Why “For Real?” Because we so often pay lip service to this national holiday for giving thanks.
Many of us gather with obscene quantities of food, sit to have a meal fit for a king right next to a person we refuse to pass the peas to, much less converse with and God forbid, forgive.
Seriously, if we can count them, how many grudges would be seated at the table on Thanksgiving day? For every one family how many old wounds show up to dinner?
I suggest making this Thanksgiving a real day of thanks-giving. Before the actual day, think of all the people you will be seeing with whom you have an ongoing “thing” and do some work before the big day.
What work? Process the pain if you must, face it face-to-face if you never did, honestly reflect on what it is that happened and WHY did it cause so much damage in the first place. Why is it still hanging around in your soul and spirit? What does this experience bring up for you? What was your role in the painful exchange or experience?
Who is being hurt by you holding on to it?
Without even knowing the circumstances I know for sure you are being hurt the most by not forgiving. Next are any children involved in the combined relationships. Oh and maybe, just maybe the person you are not forgiving might be affected by your lack of forgiveness. You see, they may not even think about this situation anymore…they may even think you have already forgiven them based on how well you have concealed your grudge…for the “sake of the family.”
Fact is, the people we have not forgiven are often clueless about the situation – from the original incident to the present state of things. Sadly, many people refuse to forgive thinking they are hurting the offender. Nelson Mandela thinks that’s like “taking poison and expecting another person to die.”
YOU are the one to benefit the most from forgiving another person and you are the one suffering the most from not forgiving that person.
So before giving thanks or rather, in order to give thanks with a clear and light conscience, drop the baggage that might even be blinding and binding your gratitude.
Being tight with unforgiveness binds you and blocks the blessing…reducing what you would otherwise be very grateful for having and reducing the flow of new opportunities and relationships. Oh sure we can be blessed, grateful and unforgiving simultaneously…but just imagine how much MORE at peace, joy-filled, healthy, creative, free and light you can be after deciding to drop (and then dropping) some old baggage of negativity. Just imagine it.
Unforgiveness has a way of breading negativity into your emotions. You know when you’re holding a grudge or pretending someone doesn’t exist. Indifference towards a person is not an absence of emotion – maybe just on the surface but below it all there is a reason for the so called indifference. That reason is probably connected to some unresolved issue that you gave up on resolving. But all of these unresolved issues take up space in our brains and emotions…mostly sub-consciously. What is not handled pops back up in all sorts of forms and manifestations. One major way is stress from an undefined source. Stress is a killer – of joy, of life, of gratitude.
Not forgiving and releasing the toxic baggage of anger, bitterness, indifference, shame, guilt, hurt, regret, sadness, etc, etc, compromises our ability to be grateful.

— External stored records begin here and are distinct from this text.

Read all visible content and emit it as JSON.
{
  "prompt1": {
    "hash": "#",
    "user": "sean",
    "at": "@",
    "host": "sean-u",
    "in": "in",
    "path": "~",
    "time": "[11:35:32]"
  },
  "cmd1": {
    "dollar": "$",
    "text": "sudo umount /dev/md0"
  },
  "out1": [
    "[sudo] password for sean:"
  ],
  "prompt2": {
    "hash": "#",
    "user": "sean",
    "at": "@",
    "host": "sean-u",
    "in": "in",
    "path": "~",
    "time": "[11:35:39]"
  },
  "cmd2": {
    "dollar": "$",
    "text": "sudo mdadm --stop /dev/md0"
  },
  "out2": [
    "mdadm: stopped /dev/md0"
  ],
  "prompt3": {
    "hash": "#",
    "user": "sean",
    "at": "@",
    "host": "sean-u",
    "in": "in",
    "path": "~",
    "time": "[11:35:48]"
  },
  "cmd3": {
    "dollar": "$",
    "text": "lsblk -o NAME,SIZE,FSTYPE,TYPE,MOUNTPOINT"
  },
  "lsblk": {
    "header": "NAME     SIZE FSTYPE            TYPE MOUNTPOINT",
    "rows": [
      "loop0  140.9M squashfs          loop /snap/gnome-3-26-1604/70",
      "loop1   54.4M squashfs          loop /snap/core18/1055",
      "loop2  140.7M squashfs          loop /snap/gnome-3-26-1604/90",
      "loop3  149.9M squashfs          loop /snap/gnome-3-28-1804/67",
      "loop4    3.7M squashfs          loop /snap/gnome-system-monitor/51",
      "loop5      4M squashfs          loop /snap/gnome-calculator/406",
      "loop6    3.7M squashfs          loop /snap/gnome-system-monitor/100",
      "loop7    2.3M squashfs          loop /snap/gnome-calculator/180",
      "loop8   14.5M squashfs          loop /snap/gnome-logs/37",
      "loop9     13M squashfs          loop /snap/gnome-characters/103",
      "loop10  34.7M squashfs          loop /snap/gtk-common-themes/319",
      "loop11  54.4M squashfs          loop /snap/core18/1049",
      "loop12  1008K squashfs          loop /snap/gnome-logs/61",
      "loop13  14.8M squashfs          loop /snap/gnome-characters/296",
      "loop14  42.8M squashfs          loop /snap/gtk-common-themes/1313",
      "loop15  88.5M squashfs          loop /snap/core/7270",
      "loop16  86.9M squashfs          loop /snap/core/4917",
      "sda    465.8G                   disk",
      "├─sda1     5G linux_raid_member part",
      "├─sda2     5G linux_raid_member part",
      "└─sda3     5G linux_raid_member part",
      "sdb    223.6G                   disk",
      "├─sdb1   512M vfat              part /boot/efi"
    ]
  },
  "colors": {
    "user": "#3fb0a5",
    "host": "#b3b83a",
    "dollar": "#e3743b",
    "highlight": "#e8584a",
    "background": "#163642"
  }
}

So this Thanksgiving, optimize your gratitude and forgive all, clear the passage to gratefulness so you can truly live at your highest and best.
Take these steps:
- Pray and meditate on your intentions for thanksgiving
- Reflect on and assess situation – Process the pain if you must, face it face-to-face if you never did, honestly reflect on what it is that happened and WHY did it cause so much damage in the first place
- Answer (write them) some questions: Why is it still hanging around in your soul and spirit? What does this experience bring up for you? What was your role in the painful exchange or experience? Who is being hurt by you holding on to it?
- LISTEN, read and reflect on what you wrote – the healing in a situation exists in your reflections and revelations
- Write a statement of intention, something like “This thanksgiving, I will be FREE from all negative baggage and be able and willing to give full and unconditional thanks for ALL my blessings.”
- Celebrate – find a way to symbolically and actually, if possible celebrate your decision. It’s a huge, life-changing decision to forgive. Be grateful [:-)] for it! If needed and appropriate communicate your decision to those involved
- Reflect on this process, renew your commitment daily and apply to all of your life. Spread the healing power of forgiveness. ♥~
Have a deeply joyous holiday and laugh as much as you can!